O problema, todavia, é que tudo que tem a ver com qualquer tipo de descontentamento tem sido rotulado como bullying e, dessa forma, gerado uma série de situações insolúveis para escolas, famílias e comunidade.
Deve haver clareza que a escola é o espaço privilegiado para a construção do caráter, dos valores e, acima de tudo, de uma individualidade sadia. Nesse sentido, a escola deve primar para que sua ação educativa seja o mais abrangente possível e alcance todos os aspectos da vida de uma pessoa. A mesma escola que instrui o intelecto deve ajudar a educar o corpo, a mente e a personalidade.
É absolutamente inadmissível que um indivíduo seja vítima da tirania preconceituosa e hostil de colegas de classe. Agressores, agredidos e platéia devem ser incluídos num processo sério de educação.
Agressores devem ser levados à descoberta de que o mundo é plural e a convivência com os diferentes faz parte inerente ao processo de socialização humana.
Agredidos devem ser conduzidos a uma atitude emancipatória, baseada em confiança em si mesmos e auto-estima.
E a platéia – porque nos episódios de bullying regularmente há uma platéia calada que consente, aplaude e estimula – deve ser co-responsabilizada pelos danos causados pelos agressores.
Na base de tudo, está o que sempre deveria ter estado como preocupação última da escola: a Ética.
A força motriz de uma escola deve ser a educação para a liberdade. Colaborar para que o indivíduo encontre o significado de sua existência dentro de si mesmo e, como desdobramento dessa descoberta, extravase respeito e cuidado para com o semelhante e com o ambiente.
O bullying é a expressão deplorável das lacunas éticas que moram dentro dos indivíduos. Lacuna que há porque ainda existe muita omissão das famílias no que tange à reta educação das crianças e adolescentes. Falta a presença real da autoridade e do carinho dos pais. Autoridade que freia os impulsos violentos; carinho que estimula o amor próprio.
Por fim, não se pode deixar de mencionar o uso indevido que tem sido feito do assunto. É ruim que tudo que ocorra dessa natureza seja enquadrado como bullying. Há gestos e brincadeiras que fazem parte do processo de formação das pessoas. Perder e receber críticas faz parte da vida e todos devem aprender a lidar com tais desventuras. Isso ajuda no amadurecimento saudável.

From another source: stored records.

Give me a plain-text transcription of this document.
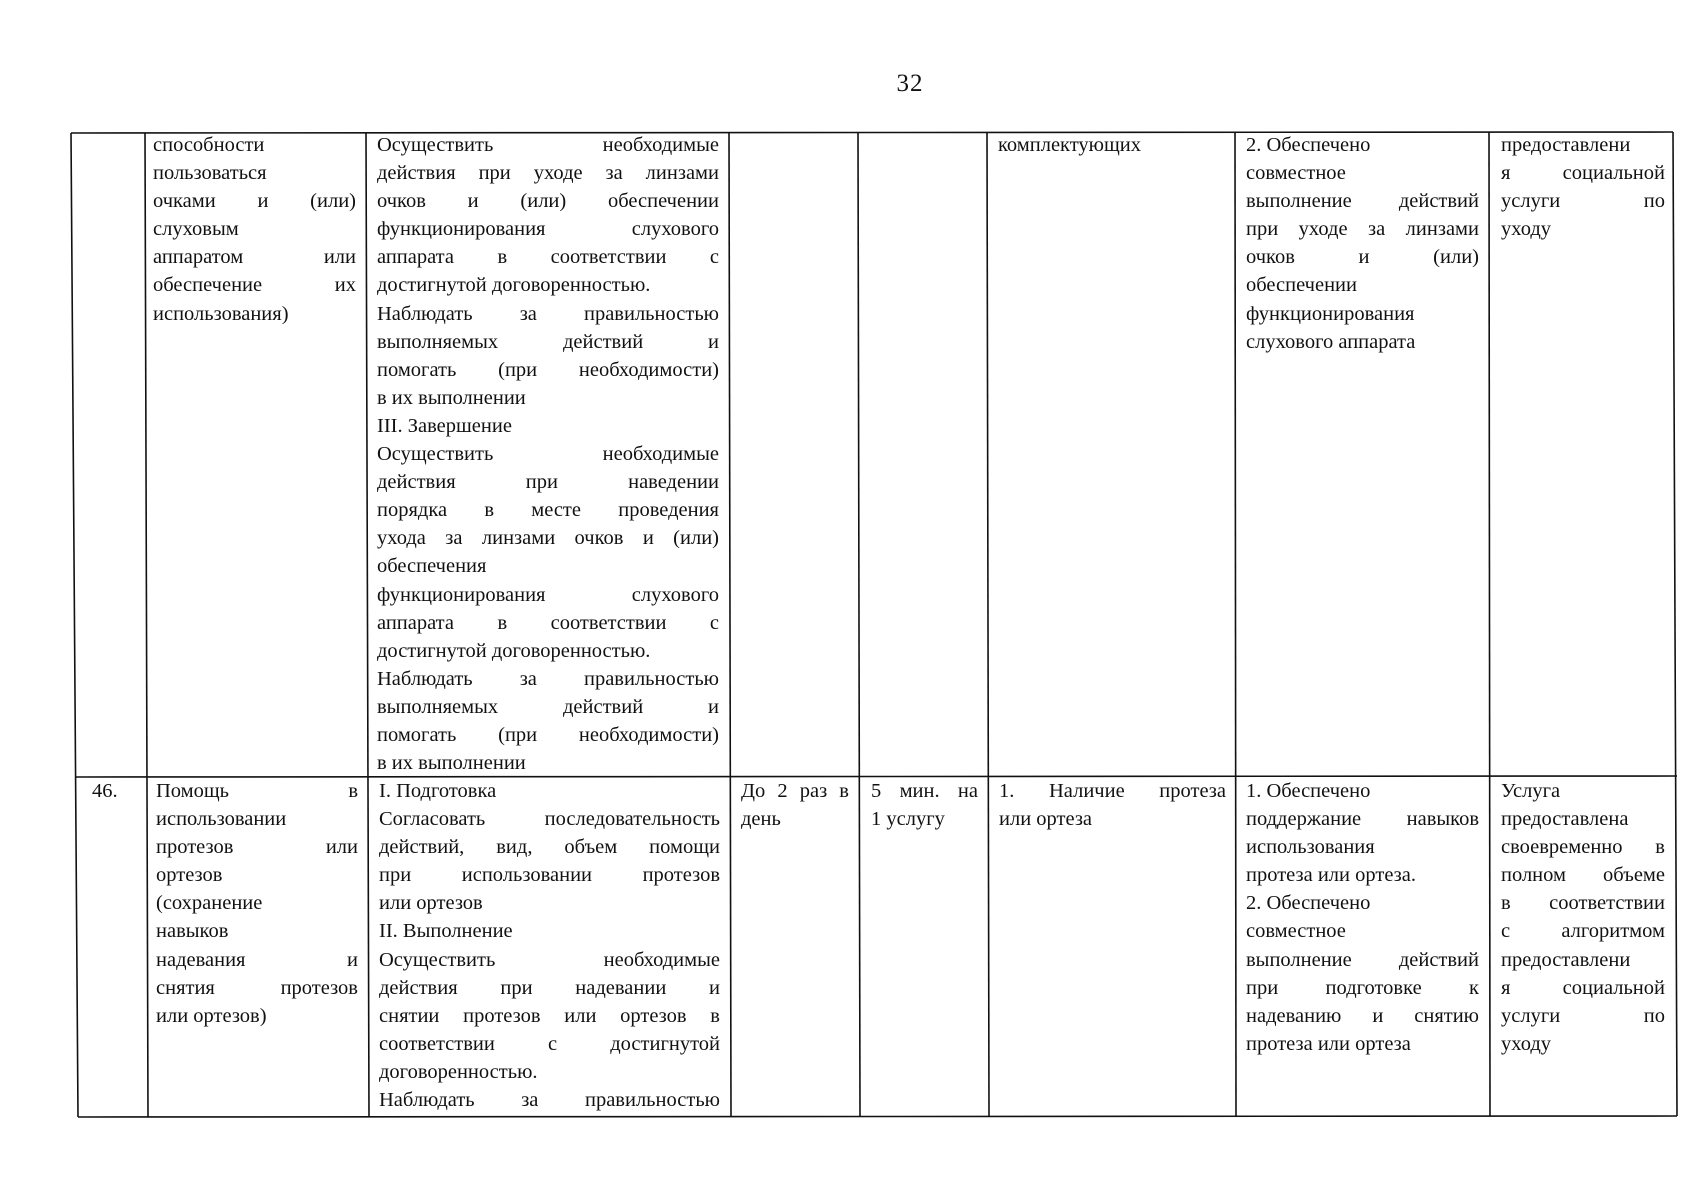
32
способности
пользоваться
очками и (или)
слуховым
аппаратом или
обеспечение их
использования)
Осуществить необходимые
действия при уходе за линзами
очков и (или) обеспечении
функционирования слухового
аппарата в соответствии с
достигнутой договоренностью.
Наблюдать за правильностью
выполняемых действий и
помогать (при необходимости)
в их выполнении
III. Завершение
Осуществить необходимые
действия при наведении
порядка в месте проведения
ухода за линзами очков и (или)
обеспечения
функционирования слухового
аппарата в соответствии с
достигнутой договоренностью.
Наблюдать за правильностью
выполняемых действий и
помогать (при необходимости)
в их выполнении
комплектующих	2. Обеспечено
совместное
выполнение действий
при уходе за линзами
очков и (или)
обеспечении
функционирования
слухового аппарата
предоставлени
я социальной
услуги по
уходу
46.	Помощь в
использовании
протезов или
ортезов
(сохранение
навыков
надевания и
снятия протезов
или ортезов)
I. Подготовка
Согласовать последовательность
действий, вид, объем помощи
при использовании протезов
или ортезов
II. Выполнение
Осуществить необходимые
действия при надевании и
снятии протезов или ортезов в
соответствии с достигнутой
договоренностью.
Наблюдать за правильностью
До 2 раз в
день
5 мин. на
1 услугу
1. Наличие протеза
или ортеза
1. Обеспечено
поддержание навыков
использования
протеза или ортеза.
2. Обеспечено
совместное
выполнение действий
при подготовке к
надеванию и снятию
протеза или ортеза
Услуга
предоставлена
своевременно в
полном объеме
в соответствии
с алгоритмом
предоставлени
я социальной
услуги по
уходу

Quando tudo é classificado como bullying, duas conseqüências ruins ocorrem: primeiro, crianças e jovens são estimulados a encarar todas e quaisquer perdas como violência contra si e, com isso, não crescem sabendo responder por seus erros e atitudes; segundo, o verdadeiro bullying não é tratado com a devida seriedade, responsabilizando verdadeiros culpados.

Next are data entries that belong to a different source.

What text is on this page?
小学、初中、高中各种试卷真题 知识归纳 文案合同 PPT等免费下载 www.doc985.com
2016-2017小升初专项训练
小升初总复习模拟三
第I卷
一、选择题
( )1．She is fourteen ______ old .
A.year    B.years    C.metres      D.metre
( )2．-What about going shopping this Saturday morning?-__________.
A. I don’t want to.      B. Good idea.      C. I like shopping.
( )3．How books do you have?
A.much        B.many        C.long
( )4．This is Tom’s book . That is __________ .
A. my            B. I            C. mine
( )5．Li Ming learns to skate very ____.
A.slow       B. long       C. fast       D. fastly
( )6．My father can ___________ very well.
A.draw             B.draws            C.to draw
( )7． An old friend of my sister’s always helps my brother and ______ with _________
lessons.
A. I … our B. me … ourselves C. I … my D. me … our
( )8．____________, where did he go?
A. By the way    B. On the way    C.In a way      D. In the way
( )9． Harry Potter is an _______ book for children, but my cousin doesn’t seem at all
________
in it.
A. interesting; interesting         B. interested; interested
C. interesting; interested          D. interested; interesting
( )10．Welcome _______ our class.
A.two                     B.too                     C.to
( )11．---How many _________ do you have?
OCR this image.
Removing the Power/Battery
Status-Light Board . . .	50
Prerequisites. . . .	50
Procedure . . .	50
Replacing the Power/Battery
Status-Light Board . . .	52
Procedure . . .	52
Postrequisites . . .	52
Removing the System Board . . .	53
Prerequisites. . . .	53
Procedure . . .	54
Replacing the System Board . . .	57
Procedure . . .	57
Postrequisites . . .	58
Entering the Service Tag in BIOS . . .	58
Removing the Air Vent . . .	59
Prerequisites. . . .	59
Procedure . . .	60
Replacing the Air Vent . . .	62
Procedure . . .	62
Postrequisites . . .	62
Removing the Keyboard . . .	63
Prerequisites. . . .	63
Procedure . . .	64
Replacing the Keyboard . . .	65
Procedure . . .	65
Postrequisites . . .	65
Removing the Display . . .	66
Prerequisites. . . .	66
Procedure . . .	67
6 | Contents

Uma escola ética deve punir agressores e ajudá-los a compreender o espaço dos outros; deve socorrer agredidos e contribuir para que se refaçam das dores e construam uma personalidade confiante; mas deve, também, co-responsabilizar a platéia conivente e incentivadora e estimulá-la a romper com o círculo de violência gratuita.
O bullying revela que a exacerbada preocupação com questões de natureza exclusivamente cognitiva da escola fracassou; mas demonstra também que há uma ausência completa da autoridade dos pais.